Ok, I needed to use another model as t5 was not supported in ctranslate2==2.24.0, here is the results I got in my experiments:

Convert model:

ct2-transformers-converter --model "beogradjanka/bart_finetuned_keyphrase_extraction" --output_dir "ct2-bart"

New code snippet:

from itertools import product

import torch

from transformers import BartForConditionalGeneration, AutoTokenizer
import ctranslate2

device = torch.device("cuda")

model_name = "beogradjanka/bart_finetuned_keyphrase_extraction"
hf_model = BartForConditionalGeneration.from_pretrained(model_name).eval().to(device)
tokenizer = AutoTokenizer.from_pretrained(model_name)

fast_model =  ctranslate2.Translator("ct2-bart", device="cuda")

text = (
    "The core CTranslate2 implementation is framework agnostic. The logic that is specific to each framework is moved "
    "to a conversion step that loads supported models into a unified representation. The weights are then optionally "
    "quantized and saved into an optimized binary format."
)

def get_out(inp, model, length_penalty=1.0, allow_early_exit=None):
    inputs = tokenizer(inp, return_tensors="pt")
    ids = model.generate(**inputs.to(device),
                         num_beams=5,
                         min_length=0,
                         max_length=1024,
                         length_penalty=length_penalty
                         )
    return tokenizer.batch_decode(ids, skip_special_tokens=True)[0]

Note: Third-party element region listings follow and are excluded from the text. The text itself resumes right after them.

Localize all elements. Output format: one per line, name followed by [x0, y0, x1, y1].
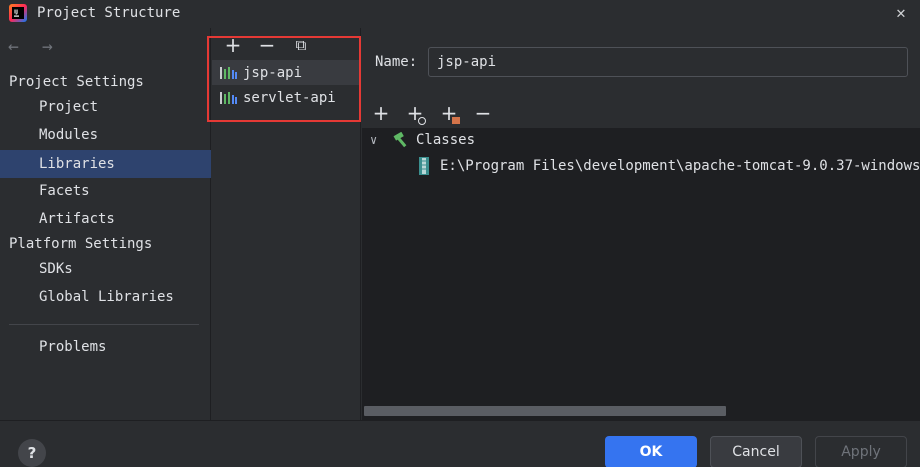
library-icon [220, 91, 237, 104]
nav-item-problems[interactable]: Problems [0, 333, 211, 361]
add-root-button[interactable]: + [368, 102, 394, 126]
svg-text:IJ: IJ [14, 10, 18, 16]
library-label: servlet-api [243, 89, 336, 106]
window-title: Project Structure [37, 5, 181, 21]
library-detail-panel: Name: + + + − ∨ Classes [362, 28, 920, 420]
cancel-button[interactable]: Cancel [710, 436, 802, 467]
tree-node-label: Classes [416, 132, 476, 148]
remove-root-button[interactable]: − [470, 102, 496, 126]
add-library-button[interactable]: + [220, 34, 246, 58]
forward-arrow-icon[interactable]: → [42, 38, 62, 58]
back-arrow-icon[interactable]: ← [8, 38, 28, 58]
library-item-jsp-api[interactable]: jsp-api [212, 60, 359, 85]
copy-library-button[interactable]: ⧉ [288, 34, 314, 58]
section-project-settings: Project Settings [9, 74, 144, 90]
add-url-button[interactable]: + [402, 102, 428, 126]
tree-node-jar[interactable]: E:\Program Files\development\apache-tomc… [418, 157, 920, 175]
library-item-servlet-api[interactable]: servlet-api [212, 85, 359, 110]
library-icon [220, 66, 237, 79]
tree-node-classes[interactable]: ∨ Classes [370, 132, 475, 148]
nav-item-libraries[interactable]: Libraries [0, 150, 211, 178]
section-platform-settings: Platform Settings [9, 236, 153, 252]
nav-history: ← → [8, 38, 62, 58]
horizontal-scrollbar[interactable] [364, 406, 726, 416]
library-label: jsp-api [243, 64, 303, 81]
nav-item-facets[interactable]: Facets [0, 177, 211, 205]
nav-item-artifacts[interactable]: Artifacts [0, 205, 211, 233]
remove-library-button[interactable]: − [254, 34, 280, 58]
close-icon[interactable]: ✕ [892, 4, 910, 22]
help-button[interactable]: ? [18, 439, 46, 467]
hammer-icon [393, 132, 407, 148]
nav-item-global-libraries[interactable]: Global Libraries [0, 283, 211, 311]
jar-file-icon [419, 157, 429, 175]
nav-item-sdks[interactable]: SDKs [0, 255, 211, 283]
chevron-down-icon[interactable]: ∨ [370, 133, 384, 147]
add-remote-button[interactable]: + [436, 102, 462, 126]
globe-icon [418, 117, 426, 125]
library-name-input[interactable] [428, 47, 908, 77]
ok-button[interactable]: OK [605, 436, 697, 467]
title-bar: IJ Project Structure ✕ [0, 0, 920, 28]
nav-item-project[interactable]: Project [0, 93, 211, 121]
libraries-list-panel: + − ⧉ jsp-api servlet-api [212, 28, 361, 420]
nav-item-modules[interactable]: Modules [0, 121, 211, 149]
apply-button[interactable]: Apply [815, 436, 907, 467]
name-label: Name: [375, 54, 418, 70]
dialog-button-bar: ? OK Cancel Apply [0, 420, 920, 467]
classes-tree: ∨ Classes E:\Program Files\development\a… [362, 128, 920, 420]
libraries-toolbar: + − ⧉ [220, 34, 314, 58]
tree-node-path: E:\Program Files\development\apache-tomc… [440, 158, 920, 174]
nav-divider [9, 324, 199, 325]
intellij-logo-icon: IJ [9, 4, 27, 22]
remote-box-icon [452, 117, 460, 124]
settings-nav: ← → Project Settings Project Modules Lib… [0, 28, 211, 420]
classes-toolbar: + + + − [368, 102, 496, 126]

def get_out_fast(inp, model, length_penalty=1.0, allow_early_exit=False):
    source = tokenizer.encode(inp)
    source = tokenizer.convert_ids_to_tokens(source)
    results = model.translate_batch([source],
                                    beam_size=5,
                                    min_decoding_length=0,
                                    max_decoding_length=1024,
                                    length_penalty=length_penalty,
                                    allow_early_exit=allow_early_exit,
                                    )
    target = results[0].hypotheses[0]
    return tokenizer.decode(tokenizer.convert_tokens_to_ids(target), skip_special_tokens=True)

for lp, aes in product([1.0, 3.0], [False, True]):
    res_vanilla = get_out(text, hf_model, lp, aes)
    res_fast = get_out_fast(text, fast_model, lp, aes)

    print("Predictions are equal:", res_vanilla == res_fast, f", when length_penalty={lp} and allow_early_exit={aes}")
    print("Vanilla output:", res_vanilla)
    print("Ctranslate output:", res_fast)
    print("========================================")

Output:

Predictions are equal: False , when length_penalty=1.0 and allow_early_exit=False
Vanilla output: ctranslate2, framework agnostic, platform agnostic
Ctranslate output: ctranslate2, framework agnostic, framework agnostic
========================================
Predictions are equal: False , when length_penalty=1.0 and allow_early_exit=True
Vanilla output: ctranslate2, framework agnostic, platform agnostic
Ctranslate output: ctranslate2, framework agnostic, framework agnostic
========================================
Predictions are equal: False , when length_penalty=3.0 and allow_early_exit=False
Vanilla output: ctranslate2, framework agnostic, model validation, model conversion
Ctranslate output: ctranslate2, framework agnostic, framework agnostic, model conversion
========================================
Predictions are equal: False , when length_penalty=3.0 and allow_early_exit=True
Vanilla output: ctranslate2, framework agnostic, model validation, model conversion
Ctranslate output: ctranslate2, ctranslate2, framework agnostic, platform agnostic, framework agnostic

Correct me if I did not understand what you mean by saying "with/without allow_early_exit and length_penalty"

minhthuc2502 commented 1 month ago

As Guillaume mentioned before, there are often subtle differences in the way beam search between the frameworks. It could make a slight difference, In my opinion, it looks good in 2 cases.